The Associated Press reports that new communities being developed around the Reserve could bring 150,000 new families into the area. This will require groundwater projects that could, according to the CBD’s lawsuit, threaten the moapa dace. Mrowka points out that "the dace has a very narrow habitat range, in terms of water temperature, chemistry and flow," making it very vulnerable to changes in its environment. Moapa dace require waters that range in temp from 87 to 93 degrees Fahrenheit (30 to 32 degrees Celsius). "Groundwater withdrawals will affect water levels, temperature and chemistry," Mrowka says. The CBD fears that these changes could prove fatal to the fish.

Federal officials disagree. "There are certainly competing interests," says Cynthia Martinez, manager of the Desert National Wildlife Refuge complex at Moapa Valley National Wildlife Refuge (which is run by the Fish and Wildlife Service). "But that doesn’t mean we can’t work together to find solutions. We’re doing what we can to protect these systems, working with the water authority and state engineer’s office to monitor wells and the stress on the system before they authorize more water rights. As federal agencies, we’re part of the process."

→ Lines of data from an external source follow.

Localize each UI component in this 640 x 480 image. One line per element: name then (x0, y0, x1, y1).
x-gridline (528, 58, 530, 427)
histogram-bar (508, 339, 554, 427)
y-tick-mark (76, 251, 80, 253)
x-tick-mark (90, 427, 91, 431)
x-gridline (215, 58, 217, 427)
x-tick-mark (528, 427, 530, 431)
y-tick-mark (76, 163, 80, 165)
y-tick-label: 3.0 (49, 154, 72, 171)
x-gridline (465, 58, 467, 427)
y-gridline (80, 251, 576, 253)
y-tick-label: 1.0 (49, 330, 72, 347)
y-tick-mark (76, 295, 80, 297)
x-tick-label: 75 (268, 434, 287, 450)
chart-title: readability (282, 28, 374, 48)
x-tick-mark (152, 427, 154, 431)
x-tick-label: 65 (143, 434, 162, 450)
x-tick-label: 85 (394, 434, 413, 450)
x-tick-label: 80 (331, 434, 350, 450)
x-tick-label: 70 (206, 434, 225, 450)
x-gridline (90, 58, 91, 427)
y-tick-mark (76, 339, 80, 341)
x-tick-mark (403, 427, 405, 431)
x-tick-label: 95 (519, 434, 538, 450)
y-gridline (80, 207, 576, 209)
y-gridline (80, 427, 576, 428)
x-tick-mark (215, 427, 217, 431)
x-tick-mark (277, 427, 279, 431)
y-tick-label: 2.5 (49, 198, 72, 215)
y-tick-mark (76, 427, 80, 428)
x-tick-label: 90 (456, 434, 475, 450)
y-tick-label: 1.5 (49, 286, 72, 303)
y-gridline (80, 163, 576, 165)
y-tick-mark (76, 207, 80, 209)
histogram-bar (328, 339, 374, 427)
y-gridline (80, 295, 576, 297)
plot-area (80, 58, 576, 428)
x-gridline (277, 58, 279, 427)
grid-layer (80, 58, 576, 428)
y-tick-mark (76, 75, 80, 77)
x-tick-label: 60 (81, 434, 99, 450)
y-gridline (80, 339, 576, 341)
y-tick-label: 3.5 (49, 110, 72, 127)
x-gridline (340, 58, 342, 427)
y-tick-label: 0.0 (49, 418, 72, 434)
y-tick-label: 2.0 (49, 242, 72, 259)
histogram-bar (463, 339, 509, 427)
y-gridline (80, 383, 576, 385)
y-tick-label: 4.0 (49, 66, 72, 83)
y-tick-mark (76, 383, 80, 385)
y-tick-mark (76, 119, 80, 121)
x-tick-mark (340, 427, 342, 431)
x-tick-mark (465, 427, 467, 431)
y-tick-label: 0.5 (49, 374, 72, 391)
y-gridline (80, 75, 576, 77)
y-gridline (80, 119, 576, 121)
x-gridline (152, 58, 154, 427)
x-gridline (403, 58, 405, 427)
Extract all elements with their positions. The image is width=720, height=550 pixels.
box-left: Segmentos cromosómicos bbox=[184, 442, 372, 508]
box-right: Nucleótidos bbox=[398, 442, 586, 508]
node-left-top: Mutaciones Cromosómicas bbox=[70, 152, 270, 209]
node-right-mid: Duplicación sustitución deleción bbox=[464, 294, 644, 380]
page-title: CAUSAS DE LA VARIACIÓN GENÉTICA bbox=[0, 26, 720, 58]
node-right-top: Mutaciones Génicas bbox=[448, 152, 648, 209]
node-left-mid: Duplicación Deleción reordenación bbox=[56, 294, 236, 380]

Martinez says a lot of work is ongoing to boost moapa dace habitats and population levels. "We just dug a new channel and diverted some new water to create a new habitat for moapa dace," she says. The Refuge has successfully used fish barriers to remove invasive tilapia, which competed with moapa dace for river vegetation, from two tributaries. The Refuge also recently purchased an additional warm spring area and turned it into a wildlife refuge where public swimming is no longer allowed, therefore extending the habitat for the fish.

Fish and Wildlife Service surveys last month found that the moapa dace population was holding steady at around 460, according to a report in the Las Vegas Review-Journal.